On the other side there is what Spolsky calls the MSDN Magazine camp. These are the folks who keep coming out with new API after new API, and encourage developers to embrace every new shiny thing that comes out of Redmond.
It is no coincidence that Microsoft's decline has happened in parallel with the latter camp winning more and more territory year after year. It's also part of the reason so many developers simply said "f**k it, I'll just write this as a web application." Sure, that would have eventually happened anyway, but the increasing sucktitude of the Windows API accelerated it.
We're certainly intending to have the web as our GUI.
I just have to build little engines, and let web sites tell my engine what to do.
Eventually, you'd have to wonder why one should even bother with Windows.
I had a couple of users who were getting mail bounced when they sent it to certain people out on the Internet. It turns out that some (not all?) of their mail was being delivered directly to the Internet instead of going out through our relay hub server. This became a problem because there is another user on the network who is running Windows and is therefore also running malware, so the IP address for general outbound Internet access is blacklisted.
Searching around the 'net we found some documentation which suggests removing and replacing the configuration for the smarthost. We did that, and I'm not sure whether it had any effect on outbound mail ... but now certain users *within* the Exchange environment can't send mail to each other.
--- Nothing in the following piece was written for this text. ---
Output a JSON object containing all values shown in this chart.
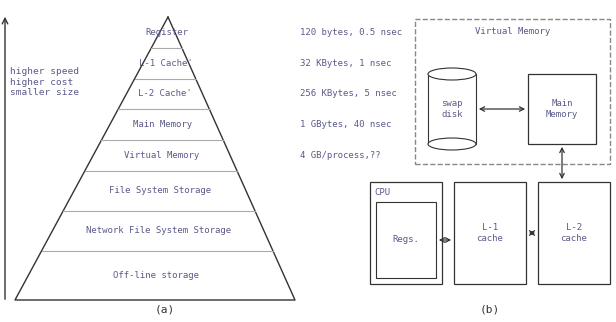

Willfully choosing Exchange and forcing it as a mandate upon the tech people who have to keep this pile of garbage running should be punishable by violent death followed by painful ressurection followed by another violent death.
When doing smart-host delivery with Exchange don't forget to check your GlitchRetrySeconds registry setting :-)
Kills me that they MS programmers thought that was a good reg key name for Exchange. I suppose they do have a sense of humor. I love how they dropped the ball on that brand new SMTP protocol and just "forgot" to deliver delayed mail until the SMTP server gets restarted (without that reg key).